MIAMI—With the fight threatening to yet again go the way of his last several, Demetrius Andrade found a way to close the show.
Whether or not it finally leads to the superfight he’s long craved remains to be seen, although it certainly can’t hurt his chances any.
Providence’s Andrade successfully defended his middleweight title for the third time, taking out Ireland’s Luke Keeler in the 9th round of their main event Thursday evening which streamed live on DAZN from Meridian at Island Gardens in Miami, Florida.
Andrade scored two early knockdowns, but it was a late flurry which prompted referee Telis Assemenios to mercifully halt the contest at 2:59 of round nine.
“I went in there and thought I could put him out. So I took him out. I showed him I am not delusional. I got more knockdowns than I do fights, baby. I am entertaining. You gotta love it, I come to put on a show every time.”
For all of his talk of craving a middleweight superfight, the onus was on Andrade to make a statement with his performance. He sought to do just that, charging forward right out the gate and sending Keeler crashing to the canvas. The moment created false hope for an early ending, in fact eerily similar his 12-round wipeout of Poland’s Maciej Sulecki in his prior performance last June in his hometown of Providence, Rhode Island.
Keeler found himself back on the deck twice in round two. The first was yet the latest in an odd series of shoulder bumps by Andrade, an infraction for which he was gigged in the opening round. The unbeaten southpaw found his range in the final minute, crashing home a straight left which put Keeler flat on his back. The visiting Irishman beat the count and finished the round on his feet, which is where he remained throughout all of the third frame—and for the balance of the fight, which given its start was the only upset to come of the main event.
Andrade remained at close quarters for much of the bout, though his interest in closing the show decreasing with each passing round. Keeler did his best to turn things around, but his will alone wasn’t nearly enough to overcome the disparity in skill level between the two. Still, the first time challenger managed to sneak in enough right hands and also throw enough punches to get a rise out of the Irish supporters in attendance.
The crowd came alive in round nine, as Andrade had Keeler pinned along the ropes and threatening to end the night. Just when it appeared that Keeler would get out of harm’s way, Andrade found a way to bring closure to the post-midnight main event.
A left hand had Keeler out on his feet just as the 10-second clapper sounded. The visiting contender staggered into the ropes, getting caught with two more power shots before he was rescued by the third man.
“I thought it was good,” Andrade said in assessing his performance. “Luke Keeler is a warrior, a future champion.

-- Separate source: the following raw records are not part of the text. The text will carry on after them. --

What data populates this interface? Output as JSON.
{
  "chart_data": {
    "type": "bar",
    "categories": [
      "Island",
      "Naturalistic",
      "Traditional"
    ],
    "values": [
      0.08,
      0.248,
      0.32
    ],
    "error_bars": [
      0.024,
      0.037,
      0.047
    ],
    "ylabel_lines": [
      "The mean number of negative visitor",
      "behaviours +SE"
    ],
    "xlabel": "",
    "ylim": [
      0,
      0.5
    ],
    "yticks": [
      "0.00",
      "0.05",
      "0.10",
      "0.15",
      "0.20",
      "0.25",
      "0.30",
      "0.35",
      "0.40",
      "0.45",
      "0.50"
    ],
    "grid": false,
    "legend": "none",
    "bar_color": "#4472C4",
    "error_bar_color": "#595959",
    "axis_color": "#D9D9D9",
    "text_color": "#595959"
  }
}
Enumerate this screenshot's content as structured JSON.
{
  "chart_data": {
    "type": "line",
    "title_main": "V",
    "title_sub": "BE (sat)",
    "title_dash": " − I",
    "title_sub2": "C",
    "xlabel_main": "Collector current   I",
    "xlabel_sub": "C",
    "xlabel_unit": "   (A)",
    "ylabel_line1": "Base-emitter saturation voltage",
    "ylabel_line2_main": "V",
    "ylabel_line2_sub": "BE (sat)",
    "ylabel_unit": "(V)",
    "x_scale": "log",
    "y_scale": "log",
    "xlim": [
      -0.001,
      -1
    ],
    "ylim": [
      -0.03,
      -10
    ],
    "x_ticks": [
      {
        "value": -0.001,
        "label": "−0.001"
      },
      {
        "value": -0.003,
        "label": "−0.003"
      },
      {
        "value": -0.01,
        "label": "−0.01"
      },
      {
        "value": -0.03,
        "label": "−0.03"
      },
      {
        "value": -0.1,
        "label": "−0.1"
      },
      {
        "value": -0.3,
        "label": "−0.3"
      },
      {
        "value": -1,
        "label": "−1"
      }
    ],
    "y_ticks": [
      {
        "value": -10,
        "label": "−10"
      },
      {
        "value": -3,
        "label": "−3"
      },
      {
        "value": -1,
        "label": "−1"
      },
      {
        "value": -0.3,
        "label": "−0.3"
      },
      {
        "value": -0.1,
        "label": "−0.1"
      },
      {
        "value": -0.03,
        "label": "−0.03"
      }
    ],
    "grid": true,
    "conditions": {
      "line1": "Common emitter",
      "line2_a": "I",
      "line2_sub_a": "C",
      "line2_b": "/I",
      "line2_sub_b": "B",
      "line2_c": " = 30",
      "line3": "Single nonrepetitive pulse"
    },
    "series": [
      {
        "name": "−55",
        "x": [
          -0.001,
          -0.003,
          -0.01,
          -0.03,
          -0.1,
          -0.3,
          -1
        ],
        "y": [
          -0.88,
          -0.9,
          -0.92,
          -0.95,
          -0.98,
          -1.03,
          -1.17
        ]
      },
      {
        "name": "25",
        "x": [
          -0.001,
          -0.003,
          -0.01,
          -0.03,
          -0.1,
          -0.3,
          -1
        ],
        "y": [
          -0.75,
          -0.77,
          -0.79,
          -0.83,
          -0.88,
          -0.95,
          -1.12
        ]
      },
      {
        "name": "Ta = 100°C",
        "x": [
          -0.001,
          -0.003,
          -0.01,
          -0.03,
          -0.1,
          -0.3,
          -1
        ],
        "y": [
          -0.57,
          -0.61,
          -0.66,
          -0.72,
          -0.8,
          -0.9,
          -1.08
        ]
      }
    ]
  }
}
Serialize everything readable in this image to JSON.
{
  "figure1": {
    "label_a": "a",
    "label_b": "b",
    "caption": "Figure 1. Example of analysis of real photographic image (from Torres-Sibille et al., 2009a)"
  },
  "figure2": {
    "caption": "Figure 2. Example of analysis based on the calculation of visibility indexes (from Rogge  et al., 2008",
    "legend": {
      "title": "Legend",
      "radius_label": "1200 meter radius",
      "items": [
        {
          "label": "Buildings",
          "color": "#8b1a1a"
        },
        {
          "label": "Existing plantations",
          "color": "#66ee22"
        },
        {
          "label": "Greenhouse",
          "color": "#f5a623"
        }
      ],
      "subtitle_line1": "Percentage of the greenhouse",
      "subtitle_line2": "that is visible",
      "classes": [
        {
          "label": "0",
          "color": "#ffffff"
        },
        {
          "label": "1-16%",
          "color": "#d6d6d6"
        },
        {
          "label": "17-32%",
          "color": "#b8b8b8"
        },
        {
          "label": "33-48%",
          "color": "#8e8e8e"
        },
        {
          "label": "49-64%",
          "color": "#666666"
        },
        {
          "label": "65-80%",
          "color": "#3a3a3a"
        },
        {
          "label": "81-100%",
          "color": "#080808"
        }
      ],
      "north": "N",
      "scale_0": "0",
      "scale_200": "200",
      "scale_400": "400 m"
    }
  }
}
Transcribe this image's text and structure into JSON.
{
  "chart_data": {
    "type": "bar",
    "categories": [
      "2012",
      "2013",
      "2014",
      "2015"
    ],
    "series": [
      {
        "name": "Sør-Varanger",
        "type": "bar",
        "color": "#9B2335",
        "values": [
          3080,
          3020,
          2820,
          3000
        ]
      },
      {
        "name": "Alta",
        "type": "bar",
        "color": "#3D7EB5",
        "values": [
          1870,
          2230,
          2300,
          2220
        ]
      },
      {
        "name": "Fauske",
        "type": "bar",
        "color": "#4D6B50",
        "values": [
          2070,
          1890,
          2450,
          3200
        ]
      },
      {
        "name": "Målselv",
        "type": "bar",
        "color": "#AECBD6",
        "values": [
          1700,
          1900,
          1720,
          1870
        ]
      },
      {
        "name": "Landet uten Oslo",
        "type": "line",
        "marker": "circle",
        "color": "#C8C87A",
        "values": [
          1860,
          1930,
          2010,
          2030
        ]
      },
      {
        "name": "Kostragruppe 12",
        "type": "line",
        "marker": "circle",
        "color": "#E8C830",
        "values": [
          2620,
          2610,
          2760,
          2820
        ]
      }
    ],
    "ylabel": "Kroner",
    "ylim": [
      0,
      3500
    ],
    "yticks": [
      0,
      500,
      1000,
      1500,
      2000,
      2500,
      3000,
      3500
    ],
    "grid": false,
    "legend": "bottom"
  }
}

But not today, today was my day.
“I took him to deep waters and I sunk him.”
Keeler falls to 17-3-1, 5KOs, snapping an eight-fight unbeaten streak.
As for Andrade, the wins continue to pile up.
The defending middleweight titlist advances to 29-0 (18KOs), picking up the second stoppage win of his title reign and his earliest night at the office in more than four years. Not since a 2nd round stoppage way back in October 2017 has Andrade seen a bout end before the 12th round. A last round stoppage of Artur Akavov marked his only middleweight bout to not go to the scorecards, having racked up lopsided decision wins over Walter Kautondokwa to win the crown and versus Sulecki in his previous performance.
Having moved on from this latest title defense, the demand moving forward is nothing but championship talent in the opposite corner.
At this very point following his win over Sulecki, the short list of opponents for Andrade was down to the division’s two most lucrative options—Saul ‘Canelo’ Alvarez and Gennadiy ‘GGG’ Golovkin.
Neither came close to materializing, nor will it be the case for his next fight. Alvarez (53-1-2, 36KOs) is still without a confirmed opponent for his next fight, but his own short list doesn’t include the unbeaten southpaw. Meanwhile, Golovkin is looking at a springtime mandatory title defense versus Poland’s Kamil Szeremeta.
Just as he did in the ring on Thursday, Andrade has learned to make an adjustment outside the ring and come up with a new list—one which is topped by revisiting old business.
“Listen, I wanted to go up to 168 to fight Billy Joe ‘Joke-Ass’ Saunders and that’s what I am looking to do,” insisted Andrade of the unbeaten two-division, whom he was supposed to fight for the middleweight title in October 2018. “Since Eddie has that big checkbook, that big bank, give Billy that check too so I can whoop his ass.”
Their bout was scrapped and Saunders stripped of his title after testing positive for the banned substance Oxilofrine. Andrade went to beat Kautondokwa for the vacant title, while Saunders moved up to 168 where he holds a title.
Another titleholder on the radar of Andrade—and promoter Eddie Hearn—is Jermall Charlo. The unbeaten Houston native has been wooed by this side of the equation for months, though so far without any luck.
“I’m not giving up on that,” claims Andrade. “Eddie Hearn sent the offer and didn’t get a response. If they want to send an offer this way, we will respond. Let’s get it on, Jermall. The boogeyman is here, baby!"